The extension of the CT scan to the legs would only take about an additional two to three minutes of both the patient’s and the technicians’ time, and it would require only one injection of a contrast agent that ultimately will travel to the legs after leaving the chest area, Stein said. It would necessitate only the moving down of the scanner over the legs, and the patient is already lying on the X-ray table.

“The patient does get more radiation, and we have ways of reducing that, but there is a radiation burden to it,” Stein said. There would also likely be an additional “reading fee” by the radiologist by adding the legs, and the hospitals that own the scanners might charge an extra fee, he said.

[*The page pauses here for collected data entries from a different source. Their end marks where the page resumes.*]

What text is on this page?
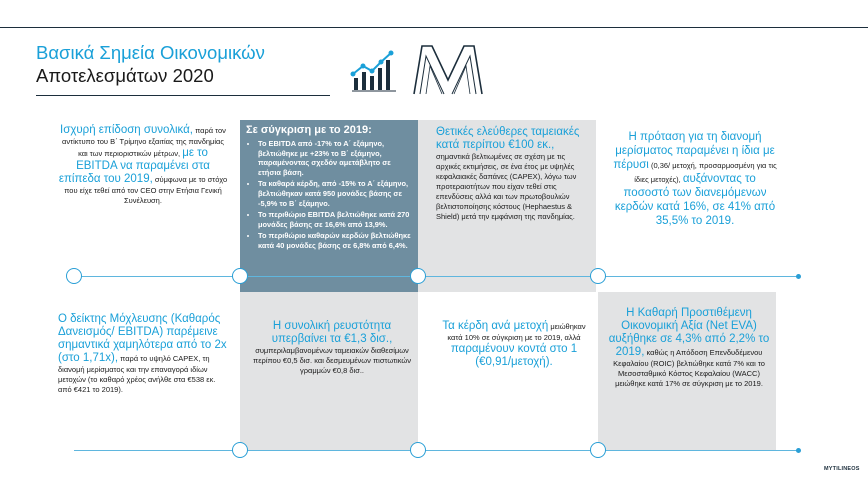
Βασικά Σημεία Οικονομικών
Αποτελεσμάτων 2020
Ισχυρή επίδοση συνολικά, παρά τον αντίκτυπο του Β΄ Τρίμηνο εξαιτίας της πανδημίας και των περιοριστικών μέτρων, με το EBITDA να παραμένει στα επίπεδα του 2019, σύμφωνα με το στόχο που είχε τεθεί από τον CEO στην Ετήσια Γενική Συνέλευση.
Σε σύγκριση με το 2019:
• Το EBITDA από -17% το Α΄ εξάμηνο, βελτιώθηκε με +23% το Β΄ εξάμηνο, παραμένοντας σχεδόν αμετάβλητο σε ετήσια βάση.
• Τα καθαρά κέρδη, από -15% το Α΄ εξάμηνο, βελτιώθηκαν κατά 950 μονάδες βάσης σε -5,9% το Β΄ εξάμηνο.
• Το περιθώριο EBITDA βελτιώθηκε κατά 270 μονάδες βάσης σε 16,6% από 13,9%.
• Το περιθώριο καθαρών κερδών βελτιώθηκε κατά 40 μονάδες βάσης σε 6,8% από 6,4%.
Θετικές ελεύθερες ταμειακές κατά περίπου €100 εκ., σημαντικά βελτιωμένες σε σχέση με τις αρχικές εκτιμήσεις, σε ένα έτος με υψηλές κεφαλαιακές δαπάνες (CAPEX), λόγω των προτεραιοτήτων που είχαν τεθεί στις επενδύσεις αλλά και των πρωτοβουλιών βελτιστοποίησης κόστους (Hephaestus & Shield) μετά την εμφάνιση της πανδημίας.
Η πρόταση για τη διανομή μερίσματος παραμένει η ίδια με πέρυσι (0,36/ μετοχή, προσαρμοσμένη για τις ίδιες μετοχές), αυξάνοντας το ποσοστό των διανεμόμενων κερδών κατά 16%, σε 41% από 35,5% το 2019.
Ο δείκτης Μόχλευσης (Καθαρός Δανεισμός/ EBITDA) παρέμεινε σημαντικά χαμηλότερα από το 2x (στο 1,71x), παρά το υψηλό CAPEX, τη διανομή μερίσματος και την επαναγορά ιδίων μετοχών (το καθαρό χρέος ανήλθε στα €538 εκ. από €421 το 2019).
Η συνολική ρευστότητα υπερβαίνει τα €1,3 δισ., συμπεριλαμβανομένων ταμειακών διαθεσίμων περίπου €0,5 δισ. και δεσμευμένων πιστωτικών γραμμών €0,8 δισ..
Τα κέρδη ανά μετοχή μειώθηκαν κατά 10% σε σύγκριση με το 2019, αλλά παραμένουν κοντά στο 1 (€0,91/μετοχή).
Η Καθαρή Προστιθέμενη Οικονομική Αξία (Net EVA) αυξήθηκε σε 4,3% από 2,2% το 2019, καθώς η Απόδοση Επενδυδέμενου Κεφαλαίου (ROIC) βελτιώθηκε κατά 7% και το Μεσοσταθμικό Κόστος Κεφαλαίου (WACC) μειώθηκε κατά 17% σε σύγκριση με το 2019.
MYTILINEOS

In PIOPED II, researchers compared the accuracy of three ways to diagnose blood clots in 824 patients suspected of having pulmonary embolism; chest CT angiogram alone; chest CT angiogram with venous-phase imaging, or leg CT; and chest CT angiogram with an objective clinical assessment known as the Wells Score. Overall, the sensitivity, or the ability to detect clots, of the combined chest CT and leg CT was 90%, compared to 83% sensitivity of the chest CT angiogram alone. The specificity, or the ability to rule out the presence of clots, of the chest CT alone compared to the chest CT and leg CT combined was similar, or about 95%. A high clinical probability combined with positive chest CT correctly indicated PE in 96% of study participants. However, in patients with a high clinical probability, a negative chest CT result did not “confidently” rule out a diagnosis of PE, the researchers said.

“I hope that [the study] calls to physicians’ attention that contrast CT is, in fact, a good study, and generally accurate,” Stein told CDU. “It’s more accurate if done in combination with the leg studies. My [sense of it] is more people are identified [with leg studies] because one might see the clot in the legs before they get to the lung or see something in the leg that would be causing problems ...”

Stein said that the study used multidetector CT scans including those by Siemens Medical Solutions (Malvern, Pennsylvania) and GE Healthcare (Waukesha, Wisconsin).